Weitere Informationen: www.habitat.de
Britische DNA und französischer Einfluss
Daniel Lambert, Country Manager bei der Habitat Deutschland GmbH, gibt Einblick in die Zukunftspläne der Marke.
50 Jahre Habitat: Wie viel Vergangenheit steckt im aktuellen Erscheinungsbild von Habitat heutzutage?

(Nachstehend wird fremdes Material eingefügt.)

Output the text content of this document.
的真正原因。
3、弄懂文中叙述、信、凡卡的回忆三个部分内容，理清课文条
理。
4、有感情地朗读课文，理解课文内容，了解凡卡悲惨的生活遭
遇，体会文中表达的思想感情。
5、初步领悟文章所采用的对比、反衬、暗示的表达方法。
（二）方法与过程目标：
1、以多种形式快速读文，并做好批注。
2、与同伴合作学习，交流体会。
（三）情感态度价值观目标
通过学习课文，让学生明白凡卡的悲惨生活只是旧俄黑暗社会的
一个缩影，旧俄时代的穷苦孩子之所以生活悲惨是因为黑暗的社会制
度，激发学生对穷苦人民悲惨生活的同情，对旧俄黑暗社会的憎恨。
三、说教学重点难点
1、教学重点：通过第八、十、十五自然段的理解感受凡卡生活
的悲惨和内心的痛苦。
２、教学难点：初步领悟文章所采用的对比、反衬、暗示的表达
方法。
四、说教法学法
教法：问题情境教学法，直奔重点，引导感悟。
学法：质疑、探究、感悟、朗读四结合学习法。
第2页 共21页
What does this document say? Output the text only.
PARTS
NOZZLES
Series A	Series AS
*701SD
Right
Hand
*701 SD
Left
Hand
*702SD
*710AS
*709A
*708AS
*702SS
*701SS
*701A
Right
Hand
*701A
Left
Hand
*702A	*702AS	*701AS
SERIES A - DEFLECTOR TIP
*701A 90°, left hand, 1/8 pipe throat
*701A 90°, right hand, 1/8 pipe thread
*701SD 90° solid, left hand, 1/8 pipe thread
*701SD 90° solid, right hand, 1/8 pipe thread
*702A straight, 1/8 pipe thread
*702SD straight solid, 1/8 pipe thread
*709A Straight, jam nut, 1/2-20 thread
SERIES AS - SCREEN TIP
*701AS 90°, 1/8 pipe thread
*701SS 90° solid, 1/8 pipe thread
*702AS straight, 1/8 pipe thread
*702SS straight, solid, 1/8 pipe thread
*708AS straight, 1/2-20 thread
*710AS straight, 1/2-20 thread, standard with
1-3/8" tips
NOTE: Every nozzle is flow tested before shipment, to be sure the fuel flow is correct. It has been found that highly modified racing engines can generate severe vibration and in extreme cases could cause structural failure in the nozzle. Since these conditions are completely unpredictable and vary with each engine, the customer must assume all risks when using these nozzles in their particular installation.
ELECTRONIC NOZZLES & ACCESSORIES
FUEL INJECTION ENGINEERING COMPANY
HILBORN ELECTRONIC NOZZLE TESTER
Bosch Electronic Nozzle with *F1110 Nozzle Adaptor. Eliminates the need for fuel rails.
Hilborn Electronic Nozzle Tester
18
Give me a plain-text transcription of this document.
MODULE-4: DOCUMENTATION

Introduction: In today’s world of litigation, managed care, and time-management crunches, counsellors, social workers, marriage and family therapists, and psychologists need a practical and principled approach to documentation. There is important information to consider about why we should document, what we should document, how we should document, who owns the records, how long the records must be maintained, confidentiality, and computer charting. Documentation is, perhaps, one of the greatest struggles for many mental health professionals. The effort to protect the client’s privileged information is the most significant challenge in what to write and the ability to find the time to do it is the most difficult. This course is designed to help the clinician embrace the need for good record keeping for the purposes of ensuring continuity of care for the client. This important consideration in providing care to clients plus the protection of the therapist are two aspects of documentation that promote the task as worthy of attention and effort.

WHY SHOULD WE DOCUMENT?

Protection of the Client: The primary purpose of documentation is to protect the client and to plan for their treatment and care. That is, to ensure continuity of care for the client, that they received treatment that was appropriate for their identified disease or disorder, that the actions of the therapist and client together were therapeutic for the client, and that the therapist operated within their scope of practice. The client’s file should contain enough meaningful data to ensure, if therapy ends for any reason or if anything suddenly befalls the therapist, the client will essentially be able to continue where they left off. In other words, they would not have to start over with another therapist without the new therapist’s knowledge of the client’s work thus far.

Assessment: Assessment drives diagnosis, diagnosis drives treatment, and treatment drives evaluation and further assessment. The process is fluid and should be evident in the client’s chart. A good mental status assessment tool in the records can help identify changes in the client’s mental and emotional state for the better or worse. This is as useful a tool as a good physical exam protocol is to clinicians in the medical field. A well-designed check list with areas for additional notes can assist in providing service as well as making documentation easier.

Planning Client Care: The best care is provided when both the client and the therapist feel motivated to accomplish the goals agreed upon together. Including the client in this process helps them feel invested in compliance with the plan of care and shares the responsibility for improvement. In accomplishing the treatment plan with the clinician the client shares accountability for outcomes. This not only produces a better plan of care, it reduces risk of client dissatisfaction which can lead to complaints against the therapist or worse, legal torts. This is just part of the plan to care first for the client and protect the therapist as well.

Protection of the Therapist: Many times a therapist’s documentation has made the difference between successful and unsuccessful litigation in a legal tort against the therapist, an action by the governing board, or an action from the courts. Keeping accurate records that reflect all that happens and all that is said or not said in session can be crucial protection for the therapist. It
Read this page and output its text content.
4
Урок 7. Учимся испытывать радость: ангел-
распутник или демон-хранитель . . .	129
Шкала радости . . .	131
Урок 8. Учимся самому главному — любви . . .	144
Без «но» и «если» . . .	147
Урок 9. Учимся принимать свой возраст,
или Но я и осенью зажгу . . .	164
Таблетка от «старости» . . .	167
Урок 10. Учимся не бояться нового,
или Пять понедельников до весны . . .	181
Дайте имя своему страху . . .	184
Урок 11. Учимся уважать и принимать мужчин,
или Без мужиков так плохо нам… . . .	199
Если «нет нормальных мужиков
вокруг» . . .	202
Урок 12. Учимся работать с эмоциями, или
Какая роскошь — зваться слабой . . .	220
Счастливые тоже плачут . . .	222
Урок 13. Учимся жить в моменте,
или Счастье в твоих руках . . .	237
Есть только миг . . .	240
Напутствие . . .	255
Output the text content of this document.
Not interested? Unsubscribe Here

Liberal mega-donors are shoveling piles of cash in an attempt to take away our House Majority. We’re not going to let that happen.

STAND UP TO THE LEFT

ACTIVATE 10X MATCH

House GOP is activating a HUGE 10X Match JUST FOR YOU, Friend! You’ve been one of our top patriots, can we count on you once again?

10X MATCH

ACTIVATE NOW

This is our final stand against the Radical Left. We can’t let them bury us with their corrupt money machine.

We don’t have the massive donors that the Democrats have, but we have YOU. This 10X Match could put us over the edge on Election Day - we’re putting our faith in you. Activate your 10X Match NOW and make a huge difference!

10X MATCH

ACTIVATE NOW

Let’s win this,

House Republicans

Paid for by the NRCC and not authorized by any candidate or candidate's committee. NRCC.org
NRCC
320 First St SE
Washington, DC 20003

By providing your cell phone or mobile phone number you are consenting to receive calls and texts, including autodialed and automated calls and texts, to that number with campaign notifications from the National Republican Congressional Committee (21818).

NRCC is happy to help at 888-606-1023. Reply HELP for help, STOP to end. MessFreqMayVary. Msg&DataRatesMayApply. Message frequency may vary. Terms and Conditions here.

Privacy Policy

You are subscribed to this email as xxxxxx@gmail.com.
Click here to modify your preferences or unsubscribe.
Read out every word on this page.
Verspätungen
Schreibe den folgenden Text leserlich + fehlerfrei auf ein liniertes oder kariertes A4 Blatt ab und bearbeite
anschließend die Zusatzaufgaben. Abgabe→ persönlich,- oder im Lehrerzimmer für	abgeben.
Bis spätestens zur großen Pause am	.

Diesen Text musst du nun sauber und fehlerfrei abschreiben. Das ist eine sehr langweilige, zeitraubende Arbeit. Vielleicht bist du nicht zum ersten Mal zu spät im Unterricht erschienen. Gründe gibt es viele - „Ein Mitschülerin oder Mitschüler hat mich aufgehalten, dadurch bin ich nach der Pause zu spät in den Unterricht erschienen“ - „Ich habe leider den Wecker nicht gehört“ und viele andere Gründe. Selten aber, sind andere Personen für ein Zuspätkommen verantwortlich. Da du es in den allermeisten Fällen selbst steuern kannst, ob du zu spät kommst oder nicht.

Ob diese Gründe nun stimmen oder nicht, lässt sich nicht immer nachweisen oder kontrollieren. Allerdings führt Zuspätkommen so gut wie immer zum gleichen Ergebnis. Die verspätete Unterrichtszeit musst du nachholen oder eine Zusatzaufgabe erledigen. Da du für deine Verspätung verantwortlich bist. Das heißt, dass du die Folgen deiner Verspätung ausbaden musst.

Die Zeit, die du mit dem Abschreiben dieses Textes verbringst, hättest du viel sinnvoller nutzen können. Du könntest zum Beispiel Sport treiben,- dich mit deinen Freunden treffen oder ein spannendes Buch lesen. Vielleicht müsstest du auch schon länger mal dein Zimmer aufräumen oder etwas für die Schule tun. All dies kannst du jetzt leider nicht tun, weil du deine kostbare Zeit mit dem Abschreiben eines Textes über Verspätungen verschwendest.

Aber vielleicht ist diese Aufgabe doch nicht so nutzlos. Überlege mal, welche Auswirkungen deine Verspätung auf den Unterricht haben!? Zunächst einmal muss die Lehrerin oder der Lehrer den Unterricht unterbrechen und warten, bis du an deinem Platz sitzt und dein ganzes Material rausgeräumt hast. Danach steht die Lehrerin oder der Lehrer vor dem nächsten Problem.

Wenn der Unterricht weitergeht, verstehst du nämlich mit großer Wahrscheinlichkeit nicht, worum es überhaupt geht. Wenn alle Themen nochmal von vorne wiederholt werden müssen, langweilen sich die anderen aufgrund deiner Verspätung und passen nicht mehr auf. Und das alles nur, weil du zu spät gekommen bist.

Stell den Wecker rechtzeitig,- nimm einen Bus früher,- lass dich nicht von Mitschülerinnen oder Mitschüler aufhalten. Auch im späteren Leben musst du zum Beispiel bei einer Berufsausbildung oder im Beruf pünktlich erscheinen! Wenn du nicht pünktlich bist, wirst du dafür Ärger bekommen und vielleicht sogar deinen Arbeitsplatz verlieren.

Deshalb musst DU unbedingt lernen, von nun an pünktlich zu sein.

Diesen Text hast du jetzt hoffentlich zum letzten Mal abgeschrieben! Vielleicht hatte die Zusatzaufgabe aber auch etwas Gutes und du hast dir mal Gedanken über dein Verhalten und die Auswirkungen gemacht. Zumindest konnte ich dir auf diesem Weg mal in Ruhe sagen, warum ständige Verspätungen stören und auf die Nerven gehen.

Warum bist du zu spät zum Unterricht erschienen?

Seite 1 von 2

Glücklicherweise wieder sehr viel – ohne dabei die Gegenwart und die Zukunft zu missachten. In einer kurzen Phase – zwischen dem Verkauf durch Ikea und dem Kauf von Habitat durch Cafom – hatte Habitat seine „Designseele” verloren und sich unter anderem mit billigsten Importen beschäftigt. Das hat der Marke nicht gut getan. Mit dem Designer Pierre Favresse ist die notwendige Kontinuität jedoch wiederhergestellt worden. Die Weiterentwicklung wird beim Storedesign deutlich. Schon der Hamburger Store, den wir im März dieses Jahres eröffnet haben, ist von der Architektur, den Materialien und der Farbauswahl nicht mehr mit den bestehenden Stores in Düsseldorf, Köln und Stuttgart vergleichbar. Dieser Wechsel wird hier in Berlin nun deutlich verstärkt.
Ursprünglich britisch – heute französisch: Wie viel ursprüngliche DNA steckt in Habitat Deutschland?
Es war immer eine Herausforderung für uns in Deutschland, das Beste der britischen DNA zu importieren und diese Essenz mit den deutschen Gepflogenheiten zu vereinen. Das Gleiche gilt nun für den französischen Einfluss. Im Grunde genommen ist Habitat eine echte europäische Marke, die mit Leichtigkeit die nationalen Gepflogenheiten adaptiert.
Expansion in Deutschland: Was sind die nächsten Etappen?
Idealerweise finden wir demnächst einen geeigneten Standort in München. Wir sehen das Wachstum der Marke in jedem Land in einer Kombination aus eigenen Läden und Franchisenehmern. Unter der Marke Habitat werden weltweit zurzeit über 80 Geschäfte betrieben, nächstes Jahr wollen wir die 100er-Marke überschreiten.